Fenômenos como globalização, privatizações e crise econômica atingiram em cheio a atividade profissional do engenheiro, cujas funções, responsabilidades e qualificações estão bem diferentes do que eram no início da década. "Até a abertura de mercado, que teve início com o governo Collor, a modernização não era uma necessidade extrema. Essa atualização, que envolve informática, robotização e automação de processos, tem o objetivo de competir no mercado internacional. Pelo mesmo motivo, mudou a forma de gerenciar: hoje, há um sistema mais participativo, o que requer maior qualificação do empregado, exigindo um perfil de engenheiro muito mais amplo", atestou o gerente de Engenharia Industrial da Volkswagen, Sérgio Baptista. O diretor da Siemens Ltda., Jairo Martins da Silva, responsável pela Siemens Business Services, vai mais longe: "Toda empresa, hoje, enfrenta três problemas: qualidade, prazos e custo. Com essa briga por ganho de produtividade, exige-se muito mais do engenheiro. Numa indústria, ele não pode reinventar a roda, é preciso aproveitar o que existe e ser um integrador de informações, soluções e pessoas, além de saber interpretar os números e tomar decisões a partir deles", ponderou.

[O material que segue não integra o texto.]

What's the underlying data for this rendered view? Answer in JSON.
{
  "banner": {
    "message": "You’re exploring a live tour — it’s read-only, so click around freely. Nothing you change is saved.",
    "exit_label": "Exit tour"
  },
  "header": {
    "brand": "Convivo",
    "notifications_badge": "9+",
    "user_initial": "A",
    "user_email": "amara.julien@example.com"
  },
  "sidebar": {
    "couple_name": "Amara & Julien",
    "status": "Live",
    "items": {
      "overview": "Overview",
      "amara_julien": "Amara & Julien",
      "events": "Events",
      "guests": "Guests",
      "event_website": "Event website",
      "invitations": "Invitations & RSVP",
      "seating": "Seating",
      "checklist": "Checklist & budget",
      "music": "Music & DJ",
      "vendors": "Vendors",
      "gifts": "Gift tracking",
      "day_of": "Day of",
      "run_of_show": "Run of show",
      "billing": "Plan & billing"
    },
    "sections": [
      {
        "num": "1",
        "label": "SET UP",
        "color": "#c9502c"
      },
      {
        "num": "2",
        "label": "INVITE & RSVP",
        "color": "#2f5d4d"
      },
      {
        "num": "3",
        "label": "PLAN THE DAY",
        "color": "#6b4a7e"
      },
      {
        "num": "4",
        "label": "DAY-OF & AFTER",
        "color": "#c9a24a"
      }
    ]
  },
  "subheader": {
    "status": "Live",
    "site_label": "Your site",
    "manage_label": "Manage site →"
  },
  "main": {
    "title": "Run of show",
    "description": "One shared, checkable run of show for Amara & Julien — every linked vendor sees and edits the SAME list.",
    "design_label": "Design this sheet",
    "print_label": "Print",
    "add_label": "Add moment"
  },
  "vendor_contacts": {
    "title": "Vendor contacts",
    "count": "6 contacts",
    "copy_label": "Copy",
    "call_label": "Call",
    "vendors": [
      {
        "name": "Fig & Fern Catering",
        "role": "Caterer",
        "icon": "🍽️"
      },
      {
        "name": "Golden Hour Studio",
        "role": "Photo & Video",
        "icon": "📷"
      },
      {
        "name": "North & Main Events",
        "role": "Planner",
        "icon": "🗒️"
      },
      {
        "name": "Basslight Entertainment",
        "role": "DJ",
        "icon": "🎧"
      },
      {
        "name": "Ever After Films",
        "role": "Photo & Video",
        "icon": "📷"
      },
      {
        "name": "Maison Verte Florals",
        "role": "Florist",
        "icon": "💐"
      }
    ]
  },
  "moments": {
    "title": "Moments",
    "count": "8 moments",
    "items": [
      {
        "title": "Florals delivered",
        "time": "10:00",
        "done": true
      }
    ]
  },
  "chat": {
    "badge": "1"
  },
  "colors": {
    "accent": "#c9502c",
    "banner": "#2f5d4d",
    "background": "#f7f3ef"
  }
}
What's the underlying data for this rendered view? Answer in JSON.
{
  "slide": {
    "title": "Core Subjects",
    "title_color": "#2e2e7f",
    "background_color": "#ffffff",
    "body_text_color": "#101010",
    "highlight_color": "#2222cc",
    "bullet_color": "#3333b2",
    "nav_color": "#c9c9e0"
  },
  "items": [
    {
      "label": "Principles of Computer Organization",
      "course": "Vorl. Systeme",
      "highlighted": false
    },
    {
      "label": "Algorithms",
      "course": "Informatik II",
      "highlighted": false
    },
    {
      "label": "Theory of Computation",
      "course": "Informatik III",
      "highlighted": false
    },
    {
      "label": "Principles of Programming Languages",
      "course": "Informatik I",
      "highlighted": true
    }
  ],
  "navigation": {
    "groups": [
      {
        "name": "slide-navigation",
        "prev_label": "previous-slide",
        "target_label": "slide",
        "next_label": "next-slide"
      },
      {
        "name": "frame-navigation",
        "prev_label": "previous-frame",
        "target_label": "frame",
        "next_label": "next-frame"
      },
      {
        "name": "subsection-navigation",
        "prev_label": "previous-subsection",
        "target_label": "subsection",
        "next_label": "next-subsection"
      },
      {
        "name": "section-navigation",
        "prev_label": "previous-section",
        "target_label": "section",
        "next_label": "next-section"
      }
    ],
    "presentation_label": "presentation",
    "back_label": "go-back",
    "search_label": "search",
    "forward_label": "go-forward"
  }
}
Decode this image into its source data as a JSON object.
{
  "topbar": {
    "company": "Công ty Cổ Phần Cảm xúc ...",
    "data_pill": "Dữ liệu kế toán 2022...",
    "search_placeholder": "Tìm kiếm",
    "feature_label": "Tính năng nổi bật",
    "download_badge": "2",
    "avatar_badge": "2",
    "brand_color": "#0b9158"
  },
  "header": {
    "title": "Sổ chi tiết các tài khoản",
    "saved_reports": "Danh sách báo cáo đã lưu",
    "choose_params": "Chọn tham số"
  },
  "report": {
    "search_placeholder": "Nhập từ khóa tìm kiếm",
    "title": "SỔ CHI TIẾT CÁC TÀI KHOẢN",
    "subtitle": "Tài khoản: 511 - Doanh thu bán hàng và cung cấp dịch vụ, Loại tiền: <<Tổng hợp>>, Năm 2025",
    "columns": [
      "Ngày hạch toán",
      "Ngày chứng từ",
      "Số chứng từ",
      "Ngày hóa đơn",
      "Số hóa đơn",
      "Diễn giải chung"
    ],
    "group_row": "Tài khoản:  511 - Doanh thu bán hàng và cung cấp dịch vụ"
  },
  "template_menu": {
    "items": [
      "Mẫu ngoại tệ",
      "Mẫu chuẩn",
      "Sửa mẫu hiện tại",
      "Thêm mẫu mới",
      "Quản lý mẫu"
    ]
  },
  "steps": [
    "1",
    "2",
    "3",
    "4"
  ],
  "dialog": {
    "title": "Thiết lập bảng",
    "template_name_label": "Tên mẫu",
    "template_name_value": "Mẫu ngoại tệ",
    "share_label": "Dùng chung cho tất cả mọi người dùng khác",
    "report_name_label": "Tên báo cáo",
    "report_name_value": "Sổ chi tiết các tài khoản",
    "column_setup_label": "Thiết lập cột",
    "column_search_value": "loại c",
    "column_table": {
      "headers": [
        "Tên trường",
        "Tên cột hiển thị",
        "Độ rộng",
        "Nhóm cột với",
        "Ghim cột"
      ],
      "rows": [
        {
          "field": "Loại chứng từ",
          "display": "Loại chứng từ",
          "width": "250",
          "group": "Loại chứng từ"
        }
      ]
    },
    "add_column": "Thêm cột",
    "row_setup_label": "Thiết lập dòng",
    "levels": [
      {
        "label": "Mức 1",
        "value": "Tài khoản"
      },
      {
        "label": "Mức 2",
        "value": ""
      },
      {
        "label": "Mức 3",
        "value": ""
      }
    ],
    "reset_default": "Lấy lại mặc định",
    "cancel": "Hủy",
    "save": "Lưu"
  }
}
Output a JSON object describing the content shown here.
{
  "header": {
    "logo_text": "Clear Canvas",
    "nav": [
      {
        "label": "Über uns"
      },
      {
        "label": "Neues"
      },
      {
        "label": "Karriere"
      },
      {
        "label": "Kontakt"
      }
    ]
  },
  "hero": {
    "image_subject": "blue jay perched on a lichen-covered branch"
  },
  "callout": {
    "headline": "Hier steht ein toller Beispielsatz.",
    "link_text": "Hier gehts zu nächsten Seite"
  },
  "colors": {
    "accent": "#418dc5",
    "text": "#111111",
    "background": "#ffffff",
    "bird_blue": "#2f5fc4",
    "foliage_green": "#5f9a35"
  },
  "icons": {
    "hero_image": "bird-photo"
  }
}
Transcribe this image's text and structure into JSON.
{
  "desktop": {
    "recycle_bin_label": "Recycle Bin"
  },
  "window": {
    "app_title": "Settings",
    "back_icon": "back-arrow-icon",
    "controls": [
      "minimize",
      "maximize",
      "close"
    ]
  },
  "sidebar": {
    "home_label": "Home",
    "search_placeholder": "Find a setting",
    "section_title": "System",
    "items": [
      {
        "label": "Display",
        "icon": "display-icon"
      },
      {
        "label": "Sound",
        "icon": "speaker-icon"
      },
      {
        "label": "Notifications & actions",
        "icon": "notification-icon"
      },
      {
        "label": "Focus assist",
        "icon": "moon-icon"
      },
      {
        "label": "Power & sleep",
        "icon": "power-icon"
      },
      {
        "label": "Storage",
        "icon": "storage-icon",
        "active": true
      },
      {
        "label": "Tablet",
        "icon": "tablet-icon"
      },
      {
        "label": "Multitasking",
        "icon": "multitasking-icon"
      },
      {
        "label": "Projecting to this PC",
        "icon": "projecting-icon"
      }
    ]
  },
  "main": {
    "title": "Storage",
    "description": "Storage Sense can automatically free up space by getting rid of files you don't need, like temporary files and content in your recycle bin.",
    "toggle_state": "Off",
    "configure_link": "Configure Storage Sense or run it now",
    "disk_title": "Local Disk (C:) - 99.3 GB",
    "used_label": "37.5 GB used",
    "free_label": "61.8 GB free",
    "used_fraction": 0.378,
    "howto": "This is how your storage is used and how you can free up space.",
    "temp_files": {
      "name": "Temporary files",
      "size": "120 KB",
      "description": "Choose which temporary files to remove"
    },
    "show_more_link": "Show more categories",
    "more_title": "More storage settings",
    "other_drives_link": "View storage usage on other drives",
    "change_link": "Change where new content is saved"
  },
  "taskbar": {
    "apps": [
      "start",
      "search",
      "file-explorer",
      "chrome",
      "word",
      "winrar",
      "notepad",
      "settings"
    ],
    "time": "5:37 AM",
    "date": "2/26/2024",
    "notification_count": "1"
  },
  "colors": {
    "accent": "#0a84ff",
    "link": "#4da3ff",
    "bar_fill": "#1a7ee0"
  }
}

A tese é confirmada por Baptista, da Volks, para quem, há cada vez menos engenheiros atuando em desenvolvimento, já que o avanço em softwares utilizados nessa área reduz a necessidade de cérebros humanos. Em compensação, a média liderança das empresas, na produção e manutenção, está sendo tomada pela categoria, que atualmente mais administra que projeta.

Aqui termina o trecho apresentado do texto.